Stone circle, Cabintown, Co. Mayo
Co. Mayo |
Stone Monuments
A stone circle in County Mayo that went unrecorded on Ordnance Survey maps for most of the nineteenth century, only appearing on a revised edition published in 1922, raises an obvious question: how does a ring of thirty stones go unnoticed?
The answer may lie partly in the landscape itself. Set into wet peatland on a gentle westward-facing slope above the Atlantic, the monument sits in the kind of terrain that swallows things gradually, and four of its stones are now low and largely peat-covered, effectively returning to the bog that surrounds them.
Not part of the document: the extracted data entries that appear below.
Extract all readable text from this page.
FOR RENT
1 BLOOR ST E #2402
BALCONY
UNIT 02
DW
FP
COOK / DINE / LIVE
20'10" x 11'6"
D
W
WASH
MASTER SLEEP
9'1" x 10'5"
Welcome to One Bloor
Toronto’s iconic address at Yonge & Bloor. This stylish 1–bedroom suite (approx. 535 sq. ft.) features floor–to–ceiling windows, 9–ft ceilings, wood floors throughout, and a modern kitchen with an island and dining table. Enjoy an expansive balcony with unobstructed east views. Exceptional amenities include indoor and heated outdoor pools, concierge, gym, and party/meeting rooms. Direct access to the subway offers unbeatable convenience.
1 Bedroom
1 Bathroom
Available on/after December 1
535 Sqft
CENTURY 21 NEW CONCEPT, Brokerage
When a field inspection was carried out in 1997, what had been mapped as a simple circle of boulders around twenty-five metres in diameter revealed itself to be something more irregular. The enclosed area is subtriangular rather than truly circular, measuring roughly 32 metres on its longer axis and just under 24 metres on the shorter, and the thirty stones that define it behave quite differently from one another. Seven stand fully upright, six are set on their edges, and fifteen are irregularly shaped boulders placed with no obvious consistency. The uneven ground inside the enclosure adds to the sense that this is not a monument that conforms tidily to the familiar image of a prehistoric stone circle. Whether it belongs to the same broad tradition of Bronze Age ceremonial enclosures found elsewhere in the west of Ireland, or represents something less easily categorised, is not straightforwardly answered by its appearance on the ground.